Struggling Irish telecoms group Eircom said on Friday it must accelerate talks on restructuring its debt with shareholders and lenders ahead of a likely breach in its financial covenants within the next three months.
Eircom, majority-owned by Temasek unit Singapore Technologies Telemedia (STT), in March warned of a significant risk of a covenant breach within three to six months and said it would talk to shareholders about possibly injecting new equity.
Eircom's net debt was 3.75 billion euros in December, or 5.6 times earnings before interest, tax, depreciation and amortization (EBITDA).
It is imperative that we accelerate the discussions with our lenders and shareholders about how we manage a potential breach, Chief Executive Paul Donovan told national broadcaster RTE.
We will need to put the company on a sustainable footing with regard to a future financial structure and that includes the amount of debt that we have on our balance sheet and the terms of that debt.
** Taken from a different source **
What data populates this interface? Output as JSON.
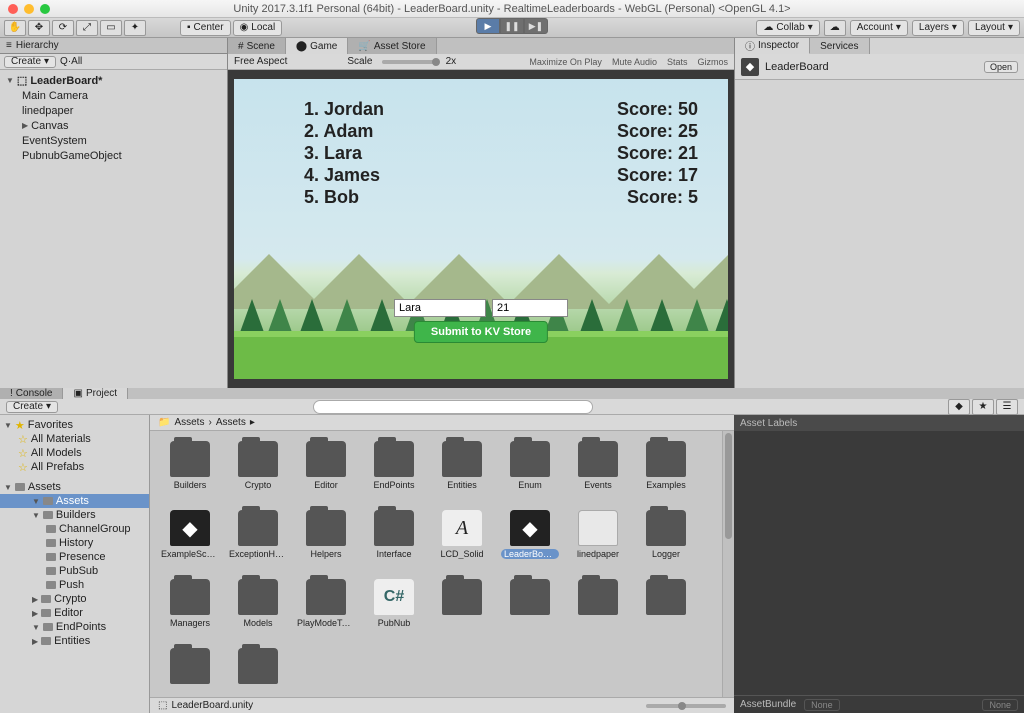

Eircom said its revenue for the three months to end-March fell 11 percent to 407 million euros even after a 13 percent reduction in operational costs because of continued pressures on both the fixed and mobile parts of its business.
A 92 million euro ($131.3 million) cost-cutting plan agreed earlier this year that includes a 10 percent reduction in pay and working hours will be implemented next week.
Despite sustained progress to reduce operational costs, the underlying fundamentals of the Irish economy and intense competition continue to create trading challenges for the group across both our fixed and mobile segments, Donovan said.
Our recent union collective agreement is another important step toward securing the future of the group. Despite these steps, the group is likely to see an accelerating decline in EBITDA in the coming 12 months.